3) Modern Yacht design attempts to resolve those forces efficiently in the sails by minimizing side forces and drag while maximizing forward forces (drive), and efficiently in the hull, keel and rudder(S) by resisting sideward motion and heeling while minimizing drag, yet producing adequate carrying capacity, reasonable seaworthiness, and a comfortable motion for the people on the boat.
4) The potential solutions to improving efficiency are often tempered by those last pragmatic requirements, which require that a sailboat perform as a practical and comfortable home transporting humans and their possessions in a changing and sometimes harsh environment.
QUESTION TO BE STUDIED
Using as an example, the PICK-A-MAKE&MODEL-42, which is a specific model of sailboat, what are those forces produced and countered while sailing, and how do the features of this design maximize the desired static and dynamic forces, while minimizing the undesirable byproduct forces?

And at that point I would add a hypothesis to be proven or disproven.

Now then, do yourself a favor and under no circumstance cut and paste what I have written.
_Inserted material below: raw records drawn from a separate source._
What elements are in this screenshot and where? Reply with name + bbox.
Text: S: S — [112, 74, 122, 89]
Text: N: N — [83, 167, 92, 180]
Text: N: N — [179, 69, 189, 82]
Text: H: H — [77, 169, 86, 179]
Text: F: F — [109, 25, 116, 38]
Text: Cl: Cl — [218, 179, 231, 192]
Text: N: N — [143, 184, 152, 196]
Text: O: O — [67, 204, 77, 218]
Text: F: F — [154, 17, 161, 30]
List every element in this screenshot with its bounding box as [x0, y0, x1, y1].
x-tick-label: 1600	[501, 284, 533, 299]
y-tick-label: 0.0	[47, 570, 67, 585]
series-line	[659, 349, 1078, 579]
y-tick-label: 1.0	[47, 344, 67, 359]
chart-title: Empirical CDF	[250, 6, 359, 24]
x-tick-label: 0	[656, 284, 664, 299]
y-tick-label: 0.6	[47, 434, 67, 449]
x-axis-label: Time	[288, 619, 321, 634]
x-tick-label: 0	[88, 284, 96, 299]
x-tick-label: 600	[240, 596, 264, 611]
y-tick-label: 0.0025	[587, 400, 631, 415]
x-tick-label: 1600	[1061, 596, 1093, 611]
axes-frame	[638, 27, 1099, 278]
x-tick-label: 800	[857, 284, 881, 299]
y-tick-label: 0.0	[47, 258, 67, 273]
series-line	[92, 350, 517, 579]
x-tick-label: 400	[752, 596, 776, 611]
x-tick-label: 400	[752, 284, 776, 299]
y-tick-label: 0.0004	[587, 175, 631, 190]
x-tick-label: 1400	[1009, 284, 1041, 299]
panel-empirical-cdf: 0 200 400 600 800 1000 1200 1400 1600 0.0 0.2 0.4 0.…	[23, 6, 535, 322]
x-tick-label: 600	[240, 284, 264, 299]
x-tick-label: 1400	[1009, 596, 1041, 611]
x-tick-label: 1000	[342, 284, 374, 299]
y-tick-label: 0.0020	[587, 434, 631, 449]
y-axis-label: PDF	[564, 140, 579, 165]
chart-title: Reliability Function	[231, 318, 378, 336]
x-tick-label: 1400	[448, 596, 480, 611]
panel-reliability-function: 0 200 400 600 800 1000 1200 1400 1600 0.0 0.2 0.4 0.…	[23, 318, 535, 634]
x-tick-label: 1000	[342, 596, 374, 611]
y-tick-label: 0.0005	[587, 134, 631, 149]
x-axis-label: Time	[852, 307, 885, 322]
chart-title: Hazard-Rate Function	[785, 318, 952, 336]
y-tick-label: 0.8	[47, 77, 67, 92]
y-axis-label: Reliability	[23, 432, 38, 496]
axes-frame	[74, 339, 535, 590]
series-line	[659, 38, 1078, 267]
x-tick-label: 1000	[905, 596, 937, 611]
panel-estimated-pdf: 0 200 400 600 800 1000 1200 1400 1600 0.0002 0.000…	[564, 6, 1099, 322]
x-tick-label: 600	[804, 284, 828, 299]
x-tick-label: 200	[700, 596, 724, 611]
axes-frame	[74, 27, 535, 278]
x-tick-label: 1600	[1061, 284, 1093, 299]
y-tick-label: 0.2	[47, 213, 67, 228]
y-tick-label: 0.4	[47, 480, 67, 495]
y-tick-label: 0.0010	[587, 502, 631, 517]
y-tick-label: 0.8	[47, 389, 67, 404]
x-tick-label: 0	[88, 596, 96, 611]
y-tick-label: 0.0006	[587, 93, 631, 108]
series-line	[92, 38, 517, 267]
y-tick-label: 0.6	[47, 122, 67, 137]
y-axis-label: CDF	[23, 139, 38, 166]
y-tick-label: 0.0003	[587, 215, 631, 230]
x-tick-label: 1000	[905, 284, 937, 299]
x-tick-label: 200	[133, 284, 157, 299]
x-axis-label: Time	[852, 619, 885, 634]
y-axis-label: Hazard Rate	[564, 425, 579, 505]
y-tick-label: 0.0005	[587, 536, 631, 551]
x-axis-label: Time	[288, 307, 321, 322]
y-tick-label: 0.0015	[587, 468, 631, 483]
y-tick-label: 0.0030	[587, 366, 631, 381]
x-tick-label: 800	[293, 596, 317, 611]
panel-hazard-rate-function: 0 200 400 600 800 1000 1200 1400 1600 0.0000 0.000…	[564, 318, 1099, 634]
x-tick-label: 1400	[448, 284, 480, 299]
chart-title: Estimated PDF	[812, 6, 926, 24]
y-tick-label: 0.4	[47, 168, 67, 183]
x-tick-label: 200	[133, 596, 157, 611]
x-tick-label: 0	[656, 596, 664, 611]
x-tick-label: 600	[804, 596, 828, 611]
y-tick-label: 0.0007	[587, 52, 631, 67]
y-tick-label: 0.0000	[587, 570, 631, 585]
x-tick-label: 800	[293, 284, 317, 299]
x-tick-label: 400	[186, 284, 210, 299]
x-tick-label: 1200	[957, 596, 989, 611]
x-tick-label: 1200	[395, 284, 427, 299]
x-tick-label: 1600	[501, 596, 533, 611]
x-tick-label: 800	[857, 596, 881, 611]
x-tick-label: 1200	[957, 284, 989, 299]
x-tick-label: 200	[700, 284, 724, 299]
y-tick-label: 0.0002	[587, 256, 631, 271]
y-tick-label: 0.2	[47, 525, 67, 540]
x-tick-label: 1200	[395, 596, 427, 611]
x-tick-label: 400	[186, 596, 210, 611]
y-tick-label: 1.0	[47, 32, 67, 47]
Do a little bit of research so that you better understand all of that my post is talking about. Then narrow your question to one small part of that topic, since that question as written would require a vast amount of research and produce a very fat book. (At least if I had to answer it).

Jeff
Thank you for the great help Jeff!

I think that I'm going to talk with my physics teacher I'll do something like that! Thank you once again! I'll keep you updated!